An assay of circulating progesterone (P4) is commonly used to estimate progress through late gestation in the bitch. Point-of-care assays provide rapid results, a major advantage over ...laboratory-based assays. This study aims to compare P4 levels determined by the Catalyst® Progesterone point-of-care assay with those determined by chemiluminescent immunoassay (CLIA) and to identify the expected distribution of Catalyst P4 levels at time intervals 3 days prior to the onset of parturition in pregnant bitches. Twenty-eight pregnant bitches carrying two or more fetuses were admitted to a specialist veterinary reproduction hospital 53 days after the onset of cytological diestrus or, when that date was not known, 57 days after the last mating. Vaginal speculum examinations were performed every 6 h until the onset of cervical dilatation (TCD). Serum samples were collected twice daily (08h00 and 18h00) until TCD. For most samples, fresh serum was assayed for P4 immediately using the Catalyst assay (CatP4), then frozen until assayed by CLIA (IMMULITE 2000; ImmP4). However, for some samples, CatP4 was not analyzed prior to freezing. For these data points (
n
= 33), CatP4 for fresh serum was estimated from CatP4 assayed on frozen-thawed serum, based on a comparison between CatP4 on fresh vs. frozen-thawed sera. In comparison to ImmP4, CatP4 levels up to and including 7 nmol/L appear to have a constant bias of −1.69 nmol/L (limits of agreement −4.91 to 1.52), while levels >7 nmol/L appear to have a proportional bias of −17.9% (limits of agreement −68.6% to 32.7%).
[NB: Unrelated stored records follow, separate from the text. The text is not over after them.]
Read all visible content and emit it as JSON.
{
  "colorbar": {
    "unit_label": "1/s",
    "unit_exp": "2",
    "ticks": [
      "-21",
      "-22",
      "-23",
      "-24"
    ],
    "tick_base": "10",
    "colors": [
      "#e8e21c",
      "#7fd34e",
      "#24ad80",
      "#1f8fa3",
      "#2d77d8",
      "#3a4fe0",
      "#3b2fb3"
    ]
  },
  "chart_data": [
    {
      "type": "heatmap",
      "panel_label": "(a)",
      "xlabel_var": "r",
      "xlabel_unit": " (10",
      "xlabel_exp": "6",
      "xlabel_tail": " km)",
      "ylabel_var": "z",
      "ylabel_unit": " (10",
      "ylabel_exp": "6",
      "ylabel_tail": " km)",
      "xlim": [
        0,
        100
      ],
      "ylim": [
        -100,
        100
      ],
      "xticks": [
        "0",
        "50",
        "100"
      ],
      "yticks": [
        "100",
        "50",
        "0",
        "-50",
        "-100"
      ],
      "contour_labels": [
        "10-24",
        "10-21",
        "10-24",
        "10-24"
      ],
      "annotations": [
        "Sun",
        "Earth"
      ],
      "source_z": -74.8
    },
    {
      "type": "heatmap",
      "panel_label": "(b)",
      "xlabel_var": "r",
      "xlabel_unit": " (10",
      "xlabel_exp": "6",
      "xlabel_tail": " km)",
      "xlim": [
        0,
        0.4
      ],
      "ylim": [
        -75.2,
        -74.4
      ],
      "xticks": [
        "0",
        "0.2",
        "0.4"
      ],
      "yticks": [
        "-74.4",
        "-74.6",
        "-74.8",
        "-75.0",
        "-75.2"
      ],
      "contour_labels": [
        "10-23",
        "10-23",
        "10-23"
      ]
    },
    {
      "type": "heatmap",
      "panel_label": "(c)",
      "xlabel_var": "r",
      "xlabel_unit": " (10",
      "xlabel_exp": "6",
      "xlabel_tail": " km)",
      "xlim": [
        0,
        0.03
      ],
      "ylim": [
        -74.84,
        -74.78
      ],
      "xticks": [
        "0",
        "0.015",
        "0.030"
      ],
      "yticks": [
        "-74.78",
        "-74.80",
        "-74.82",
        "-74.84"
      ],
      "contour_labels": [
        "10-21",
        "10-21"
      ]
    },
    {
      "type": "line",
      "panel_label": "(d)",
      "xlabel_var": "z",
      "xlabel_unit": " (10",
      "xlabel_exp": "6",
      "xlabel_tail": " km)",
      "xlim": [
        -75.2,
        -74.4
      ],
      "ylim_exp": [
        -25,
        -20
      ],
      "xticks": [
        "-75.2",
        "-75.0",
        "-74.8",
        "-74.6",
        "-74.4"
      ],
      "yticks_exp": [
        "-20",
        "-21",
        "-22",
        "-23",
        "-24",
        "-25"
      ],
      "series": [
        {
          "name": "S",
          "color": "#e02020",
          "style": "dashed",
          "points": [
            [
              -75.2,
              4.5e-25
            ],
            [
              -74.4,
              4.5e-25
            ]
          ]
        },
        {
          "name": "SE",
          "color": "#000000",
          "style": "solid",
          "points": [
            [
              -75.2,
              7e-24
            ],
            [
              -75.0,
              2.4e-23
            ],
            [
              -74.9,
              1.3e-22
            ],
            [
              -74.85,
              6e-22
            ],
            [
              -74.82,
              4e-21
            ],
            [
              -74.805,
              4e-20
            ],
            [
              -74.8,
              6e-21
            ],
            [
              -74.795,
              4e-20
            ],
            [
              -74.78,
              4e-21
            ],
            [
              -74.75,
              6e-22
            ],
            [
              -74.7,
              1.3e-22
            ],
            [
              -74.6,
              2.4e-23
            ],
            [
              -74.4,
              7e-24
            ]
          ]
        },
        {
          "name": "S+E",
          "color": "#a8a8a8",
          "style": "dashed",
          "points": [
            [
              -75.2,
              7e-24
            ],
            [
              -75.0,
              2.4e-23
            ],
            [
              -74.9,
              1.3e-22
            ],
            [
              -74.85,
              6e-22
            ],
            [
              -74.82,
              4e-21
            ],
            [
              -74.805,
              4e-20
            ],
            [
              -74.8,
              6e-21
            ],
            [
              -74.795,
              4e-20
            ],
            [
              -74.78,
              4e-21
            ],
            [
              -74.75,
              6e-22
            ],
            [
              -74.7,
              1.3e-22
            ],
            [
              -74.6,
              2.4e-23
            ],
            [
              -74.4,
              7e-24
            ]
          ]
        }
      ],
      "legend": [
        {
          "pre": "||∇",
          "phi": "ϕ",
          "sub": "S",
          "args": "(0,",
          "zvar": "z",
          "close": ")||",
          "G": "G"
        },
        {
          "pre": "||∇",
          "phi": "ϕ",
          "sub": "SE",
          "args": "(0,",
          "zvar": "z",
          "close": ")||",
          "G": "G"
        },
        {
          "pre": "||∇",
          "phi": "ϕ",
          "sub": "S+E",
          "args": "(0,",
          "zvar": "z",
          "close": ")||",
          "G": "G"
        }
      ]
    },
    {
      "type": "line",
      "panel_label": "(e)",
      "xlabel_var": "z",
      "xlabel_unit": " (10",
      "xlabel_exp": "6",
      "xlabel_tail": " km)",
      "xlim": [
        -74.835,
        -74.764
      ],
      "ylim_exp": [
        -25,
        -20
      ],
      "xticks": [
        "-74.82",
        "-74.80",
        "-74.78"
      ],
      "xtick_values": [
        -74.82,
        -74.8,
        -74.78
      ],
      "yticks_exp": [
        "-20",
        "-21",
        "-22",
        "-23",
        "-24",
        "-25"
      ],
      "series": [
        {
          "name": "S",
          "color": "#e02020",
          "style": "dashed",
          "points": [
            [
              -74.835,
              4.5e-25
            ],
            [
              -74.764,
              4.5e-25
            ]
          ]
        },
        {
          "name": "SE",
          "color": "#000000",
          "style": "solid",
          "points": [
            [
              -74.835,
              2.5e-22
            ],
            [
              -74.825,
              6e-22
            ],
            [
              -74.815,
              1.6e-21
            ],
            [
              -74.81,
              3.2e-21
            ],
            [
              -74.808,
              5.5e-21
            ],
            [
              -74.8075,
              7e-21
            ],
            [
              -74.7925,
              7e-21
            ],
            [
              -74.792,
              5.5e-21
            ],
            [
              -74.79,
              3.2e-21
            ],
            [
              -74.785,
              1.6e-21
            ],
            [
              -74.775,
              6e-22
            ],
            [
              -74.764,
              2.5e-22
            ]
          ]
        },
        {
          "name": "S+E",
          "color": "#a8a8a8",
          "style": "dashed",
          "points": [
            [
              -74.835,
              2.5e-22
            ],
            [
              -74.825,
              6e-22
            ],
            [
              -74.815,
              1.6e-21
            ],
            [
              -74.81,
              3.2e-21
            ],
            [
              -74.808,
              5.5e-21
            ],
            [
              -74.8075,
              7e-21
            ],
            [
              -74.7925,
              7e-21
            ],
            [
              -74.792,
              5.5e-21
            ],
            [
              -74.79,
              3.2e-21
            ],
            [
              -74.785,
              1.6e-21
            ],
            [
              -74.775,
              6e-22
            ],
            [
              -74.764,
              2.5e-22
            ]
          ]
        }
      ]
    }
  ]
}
Bootstrapped percentiles of CatP4 results spanned 0.4–9 nmol/L within 12 h of TCD, 0.9–11 nmol/L 12–24 h from TCD, and 2.2–13.5 nmol/L 24–36 h from TCD. A CatP4 >9 nmol/L indicates a bitch that is unlikely to reach TCD within 12 h. Bitches with CatP4s below 3.5 nmol/L are likely to reach TCD within 36 h and bitches with a CatP4 below 2.2 nmol/L are likely to reach TCD within 24 h. In conclusion, the Catalyst Progesterone assay provides rapid assessment of circulating P4 in the bitch, with clinical application in the monitoring of late term pregnant bitches.